Monday, March 1, 2010

Hamburgers & Moonwalking

On the move in Shibuya… I am surprised to find the sidewalks manageable, the elbow bumps fewer and the stagger-step flow of people smoother than usual. Perhaps because it’s midday and school is keeping the area’s most infamous habitués away. The teenage mulligrubs are still at their schoolbooks and I am pleased as punch because of it. But there are the usual numerous tissue-touts, those part-timers hired to hand out to passing pedestrians free tissue advertising this or that service or store. I also have to walk around the two or three homeless people asleep on the sidewalk beneath their multiple overcoats. One of them I’m unlucky enough to notice, has thrown off his cover and blatantly unbuttoned, works hard at picking and scratching at something in his fully exposed pubic patch.


First, to one of my favorite bookstores, Tower. The first six floors are given over to music and DVDs, and the in-store music this time is the Michael Jackson classic, “Beat It.” His posthumous documentary, This Is It has become a flying-off-the-shelves bestseller here in our Japan. But my path is around Michael and the moonwalk, straight to the seventh floor bookstore. Looking for nothing special, I browse the shelves and aisles, happy enough with that; spend a few minutes looking at Moleskine notebooks, almost tempted to buy a large sketch book, but the ¥3,400 ($38.00) price, along with my less than favorable feeling about Moleskin paper puts the stopper on that. I was hoping to get a look at the new Moleskine Passions series, but those aren’t in stock at Tower yet. A new Ian Baruma book (The China Lover: A Novel) catches my eye, but a quick read of the first chapter turns my mind elsewhere. A writer I’ve long liked is Irishman John Banville, and I spot a small paperback titled The Lemur, (Banville writing as Benjamin Black) published in 2008. This one I buy.


Walking up Aoyama Dôri I’m a little surprised to see that Office Max is gone, replaced by a men’s suit store. A bit farther and around a corner brings me to what I believe is the best place in Tokyo for a hamburger, the Hawaiian chain, Kua Aina. It should surprise no one that good hamburgers can be had in Tokyo at several different places. Freshness Burger makes a good hamburger (despite the store name), and their hand-cut, homemade French fries are the best. There used to be a place in Shimokitazawa called the Rock ’n Roll Diner that for many years made the best burgers, but these days nothing beats Kua Aina. It’s a little pricey however, and today I pay the equivalent of $15 for a ‘sandwich set’ which includes a hefty bacon cheeseburger with lettuce, tomato and onion, French fries and a medium iced coffee. Despite the price, you can hardly beat it for flavor.

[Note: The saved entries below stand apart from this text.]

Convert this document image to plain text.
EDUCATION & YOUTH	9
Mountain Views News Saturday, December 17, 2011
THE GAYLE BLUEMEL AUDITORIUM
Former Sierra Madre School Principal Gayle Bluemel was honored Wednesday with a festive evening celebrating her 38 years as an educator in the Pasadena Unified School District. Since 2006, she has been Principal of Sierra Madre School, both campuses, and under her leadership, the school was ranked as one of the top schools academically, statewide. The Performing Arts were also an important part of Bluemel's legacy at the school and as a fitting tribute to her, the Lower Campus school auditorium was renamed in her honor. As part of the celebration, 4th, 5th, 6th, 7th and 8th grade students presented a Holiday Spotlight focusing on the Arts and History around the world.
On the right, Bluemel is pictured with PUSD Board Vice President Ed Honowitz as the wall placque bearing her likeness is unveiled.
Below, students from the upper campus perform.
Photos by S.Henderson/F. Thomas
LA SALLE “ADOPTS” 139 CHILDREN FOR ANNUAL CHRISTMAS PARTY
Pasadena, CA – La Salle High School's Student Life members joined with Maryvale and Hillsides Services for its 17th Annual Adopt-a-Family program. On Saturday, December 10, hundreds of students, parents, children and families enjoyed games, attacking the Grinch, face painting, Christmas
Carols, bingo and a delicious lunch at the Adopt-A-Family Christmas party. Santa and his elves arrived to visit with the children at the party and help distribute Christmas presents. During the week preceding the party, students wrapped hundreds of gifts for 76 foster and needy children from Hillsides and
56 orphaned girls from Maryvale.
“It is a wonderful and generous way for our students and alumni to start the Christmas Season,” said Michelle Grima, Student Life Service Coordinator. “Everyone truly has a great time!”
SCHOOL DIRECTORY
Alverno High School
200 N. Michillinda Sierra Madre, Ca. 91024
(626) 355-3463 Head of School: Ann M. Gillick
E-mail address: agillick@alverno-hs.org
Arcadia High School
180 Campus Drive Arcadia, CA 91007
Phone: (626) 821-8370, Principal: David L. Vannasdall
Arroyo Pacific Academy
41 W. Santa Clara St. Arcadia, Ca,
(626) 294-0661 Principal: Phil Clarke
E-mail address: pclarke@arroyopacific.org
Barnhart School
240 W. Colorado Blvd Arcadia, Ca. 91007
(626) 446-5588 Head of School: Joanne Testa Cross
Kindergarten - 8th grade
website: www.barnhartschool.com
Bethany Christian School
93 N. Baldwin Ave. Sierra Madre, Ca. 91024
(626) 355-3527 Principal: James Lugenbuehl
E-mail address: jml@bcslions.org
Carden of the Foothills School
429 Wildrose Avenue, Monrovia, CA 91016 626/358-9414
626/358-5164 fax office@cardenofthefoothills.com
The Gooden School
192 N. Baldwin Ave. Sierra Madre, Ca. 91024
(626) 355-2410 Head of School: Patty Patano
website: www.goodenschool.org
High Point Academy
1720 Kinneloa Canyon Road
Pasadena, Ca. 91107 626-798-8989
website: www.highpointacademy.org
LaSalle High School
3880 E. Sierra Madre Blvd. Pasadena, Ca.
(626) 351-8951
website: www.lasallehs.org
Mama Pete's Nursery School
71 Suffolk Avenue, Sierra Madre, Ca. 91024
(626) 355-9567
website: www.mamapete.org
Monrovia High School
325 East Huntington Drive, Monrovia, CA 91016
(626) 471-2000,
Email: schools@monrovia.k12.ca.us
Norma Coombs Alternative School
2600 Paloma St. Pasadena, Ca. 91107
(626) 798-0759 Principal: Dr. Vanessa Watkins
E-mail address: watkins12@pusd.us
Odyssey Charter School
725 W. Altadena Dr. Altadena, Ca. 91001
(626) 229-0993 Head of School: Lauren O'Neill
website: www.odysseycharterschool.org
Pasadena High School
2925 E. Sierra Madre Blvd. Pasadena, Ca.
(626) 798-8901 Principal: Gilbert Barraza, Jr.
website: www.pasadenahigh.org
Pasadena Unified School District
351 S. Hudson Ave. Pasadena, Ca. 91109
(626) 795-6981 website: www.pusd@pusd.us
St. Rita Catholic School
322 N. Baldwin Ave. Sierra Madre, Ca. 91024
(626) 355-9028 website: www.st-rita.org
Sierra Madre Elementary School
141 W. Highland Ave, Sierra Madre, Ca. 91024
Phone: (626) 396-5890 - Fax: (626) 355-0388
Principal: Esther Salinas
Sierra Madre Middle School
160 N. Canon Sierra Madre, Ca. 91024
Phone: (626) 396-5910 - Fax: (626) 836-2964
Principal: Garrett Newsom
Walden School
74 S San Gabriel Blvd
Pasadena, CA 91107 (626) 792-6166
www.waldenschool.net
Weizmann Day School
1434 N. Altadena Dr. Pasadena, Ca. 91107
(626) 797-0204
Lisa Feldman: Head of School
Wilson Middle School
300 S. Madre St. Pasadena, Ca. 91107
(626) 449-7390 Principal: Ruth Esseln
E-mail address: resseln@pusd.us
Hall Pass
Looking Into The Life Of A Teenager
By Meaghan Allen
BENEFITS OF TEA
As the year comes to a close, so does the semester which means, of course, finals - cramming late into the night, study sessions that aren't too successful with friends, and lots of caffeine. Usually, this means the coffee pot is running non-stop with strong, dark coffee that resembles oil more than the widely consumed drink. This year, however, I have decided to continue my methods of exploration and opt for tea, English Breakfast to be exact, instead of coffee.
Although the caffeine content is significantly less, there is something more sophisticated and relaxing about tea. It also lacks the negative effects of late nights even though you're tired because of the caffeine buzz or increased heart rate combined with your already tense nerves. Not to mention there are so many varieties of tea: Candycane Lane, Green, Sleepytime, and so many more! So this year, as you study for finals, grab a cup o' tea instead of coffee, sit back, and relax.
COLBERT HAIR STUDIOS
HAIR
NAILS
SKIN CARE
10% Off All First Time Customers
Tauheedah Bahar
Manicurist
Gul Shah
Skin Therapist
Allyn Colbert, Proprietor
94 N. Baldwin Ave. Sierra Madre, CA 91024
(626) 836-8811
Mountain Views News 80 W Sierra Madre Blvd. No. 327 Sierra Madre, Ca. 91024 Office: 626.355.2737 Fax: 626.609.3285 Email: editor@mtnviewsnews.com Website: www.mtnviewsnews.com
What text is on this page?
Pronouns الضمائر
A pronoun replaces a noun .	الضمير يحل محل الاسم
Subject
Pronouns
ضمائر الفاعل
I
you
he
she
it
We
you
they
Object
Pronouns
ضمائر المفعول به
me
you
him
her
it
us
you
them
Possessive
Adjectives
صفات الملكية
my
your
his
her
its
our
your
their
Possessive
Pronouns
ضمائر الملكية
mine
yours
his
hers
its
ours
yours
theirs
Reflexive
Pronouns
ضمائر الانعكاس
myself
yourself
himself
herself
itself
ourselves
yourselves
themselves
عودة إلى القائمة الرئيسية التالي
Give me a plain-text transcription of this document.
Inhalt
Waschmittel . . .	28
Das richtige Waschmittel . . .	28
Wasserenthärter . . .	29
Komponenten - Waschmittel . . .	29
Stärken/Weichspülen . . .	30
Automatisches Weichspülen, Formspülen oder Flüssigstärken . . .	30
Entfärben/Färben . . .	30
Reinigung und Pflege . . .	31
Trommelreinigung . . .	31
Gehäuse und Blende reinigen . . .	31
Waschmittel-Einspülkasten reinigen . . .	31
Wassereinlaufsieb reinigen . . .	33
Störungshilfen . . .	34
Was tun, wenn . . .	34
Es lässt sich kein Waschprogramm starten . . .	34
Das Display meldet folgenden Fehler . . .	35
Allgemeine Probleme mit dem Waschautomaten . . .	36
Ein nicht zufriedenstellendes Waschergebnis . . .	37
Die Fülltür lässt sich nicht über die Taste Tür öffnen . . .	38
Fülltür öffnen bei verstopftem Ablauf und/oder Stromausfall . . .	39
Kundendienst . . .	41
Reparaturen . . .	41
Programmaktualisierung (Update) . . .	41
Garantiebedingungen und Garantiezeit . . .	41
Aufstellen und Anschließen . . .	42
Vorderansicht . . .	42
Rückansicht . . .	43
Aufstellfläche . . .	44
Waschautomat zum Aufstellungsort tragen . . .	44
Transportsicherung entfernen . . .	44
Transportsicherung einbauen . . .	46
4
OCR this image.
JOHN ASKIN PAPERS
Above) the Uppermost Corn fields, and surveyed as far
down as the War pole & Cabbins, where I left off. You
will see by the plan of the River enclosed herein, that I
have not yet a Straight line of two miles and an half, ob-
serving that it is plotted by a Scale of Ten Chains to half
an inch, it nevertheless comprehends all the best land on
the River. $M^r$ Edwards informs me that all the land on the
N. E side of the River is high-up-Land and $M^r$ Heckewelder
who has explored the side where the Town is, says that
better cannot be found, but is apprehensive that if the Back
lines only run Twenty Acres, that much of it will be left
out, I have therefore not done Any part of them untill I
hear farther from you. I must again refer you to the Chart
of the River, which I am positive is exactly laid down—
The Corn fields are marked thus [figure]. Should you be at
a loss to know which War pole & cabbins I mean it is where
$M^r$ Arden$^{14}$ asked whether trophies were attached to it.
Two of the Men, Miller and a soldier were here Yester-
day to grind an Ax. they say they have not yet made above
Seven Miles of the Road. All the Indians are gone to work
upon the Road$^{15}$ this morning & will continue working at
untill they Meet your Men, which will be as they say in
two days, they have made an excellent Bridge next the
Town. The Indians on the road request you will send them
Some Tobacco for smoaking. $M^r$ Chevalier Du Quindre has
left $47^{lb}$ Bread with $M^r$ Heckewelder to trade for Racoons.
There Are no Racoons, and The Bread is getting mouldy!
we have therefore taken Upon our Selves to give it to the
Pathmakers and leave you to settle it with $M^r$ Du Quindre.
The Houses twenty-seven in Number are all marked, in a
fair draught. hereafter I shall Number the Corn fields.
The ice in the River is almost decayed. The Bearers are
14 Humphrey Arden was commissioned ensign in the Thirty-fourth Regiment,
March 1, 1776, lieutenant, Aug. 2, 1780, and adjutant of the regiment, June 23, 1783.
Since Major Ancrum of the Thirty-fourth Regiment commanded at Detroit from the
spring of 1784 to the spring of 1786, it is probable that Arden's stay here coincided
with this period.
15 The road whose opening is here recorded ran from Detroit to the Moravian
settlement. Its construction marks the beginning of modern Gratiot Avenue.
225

I head back toward Shibuya Station and a small shop called Croissant that stocks a bath soap I like. The Shibuya area has no shortage of quality soap emporiums, such as L’Occitane and The Body Shop, but my preference is for a generic type of plain unscented, mild white soap that I find at Croissant, a bath & kitchen shop located inside Tokyu Department Store. Six bars of soap later I’m all done and passing through the Itô-ya stationery store downstairs. I consciously avoid the ink counter because I’d rather not be tempted by the Iroshizuku colors I don’t already have. The ladies working there are too nice, too helpful, and for this customer at least, altogether too convincing in their enticements. A train home is the best bet for me.

1 comment:

  1. I didn't know there were homeless people in Japan. Also I love the word mulligrub.